Entre déploiement naval et discussions diplomatiques, la décision radicale prise par Washington concernant les détenus de l’EI en Syrie

Dans un contexte régional marqué par une instabilité croissante, le Secrétaire d’État américain Marco Rubio s’est entretenu ce dimanche avec le Premier ministre irakien Mohammed Shia al-Sudani. Si l’attention internationale reste focalisée sur les mouvements militaires dans le Golfe, cet échange diplomatique a mis en lumière une manœuvre logistique et sécuritaire d’envergure concernant le sort de milliers de combattants détenus.

Selon les informations relayées par Al Jazeera, la discussion entre les deux hommes a principalement porté sur l’accélération du transfert de détenus liés à l’État islamique (EI) depuis la Syrie vers le territoire irakien. Le Département d’État américain a indiqué que Marco Rubio a salué « l’initiative et le leadership » du gouvernement irakien dans la gestion de ce dossier sensible. Cette collaboration intervient alors que l’armée américaine a confirmé, mercredi dernier, avoir déplacé un premier contingent de 150 détenus d’un centre de détention à Hassaké, en Syrie, vers un lieu sécurisé en Irak.
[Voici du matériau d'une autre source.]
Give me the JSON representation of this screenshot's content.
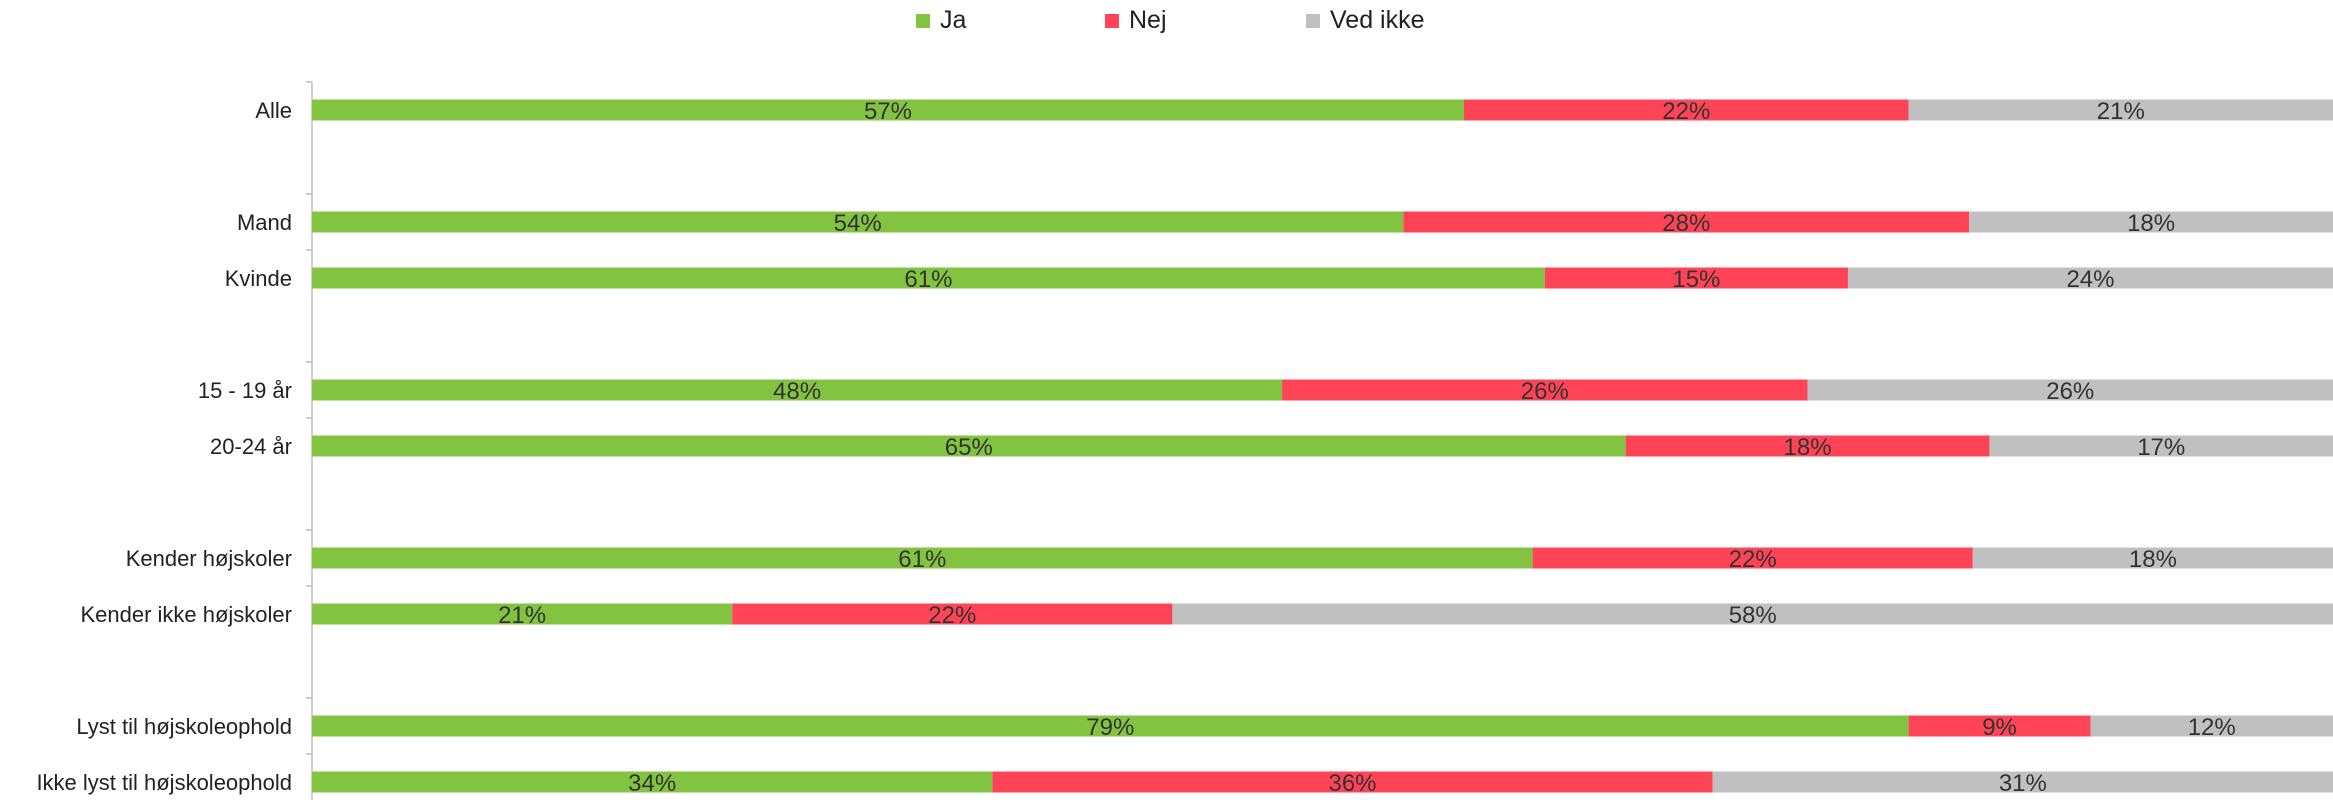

Cette opération ne constitue que la première phase d’un plan beaucoup plus vaste. L’armée américaine prévoit en effet de transférer jusqu’à 7 000 individus vers l’Irak. Ce mouvement logistique traduit un changement stratégique majeur dans la lutte menée par Washington contre l’EI. Historiquement appuyés par les Forces démocratiques syriennes (FDS) dirigées par les Kurdes, les États-Unis semblent désormais privilégier un partenariat direct avec Bagdad et, de facto, une coordination accrue face à l’avancée de l’armée gouvernementale syrienne qui reprend le contrôle de territoires jadis tenus par les FDS.

Sur le plan politique, cet échange intervient à un moment charnière pour l’Irak, qui attend le retour probable de Nouri al-Maliki au poste de Premier ministre, plus de dix ans après son dernier mandat. Marco Rubio a profité de cet entretien pour mettre en garde Bagdad contre l’influence de son voisin perse. D’après le porte-parole du Département d’État, Tommy Pigott, le chef de la diplomatie américaine a souligné qu’un gouvernement « contrôlé par l’Iran » ne pourrait ni prioriser les intérêts irakiens, ni maintenir l’Irak hors des conflits régionaux.

Cette activité diplomatique se double d’une pression militaire explicite. Le Président Donald Trump a annoncé jeudi qu’une « armada » de navires de guerre faisait route vers le Golfe, avec l’Iran comme point de mire. « Nous surveillons l’Iran. Nous avons une grande force qui se dirige vers l’Iran », a déclaré le président américain, rappelant les frappes effectuées en juin dernier sur trois sites nucléaires iraniens. Washington redoute particulièrement l’influence des groupes armés chiites pro-iraniens, qui avaient pourtant participé à la lutte contre l’EI, mais qui sont désormais perçus comme une menace pour la stabilité régionale.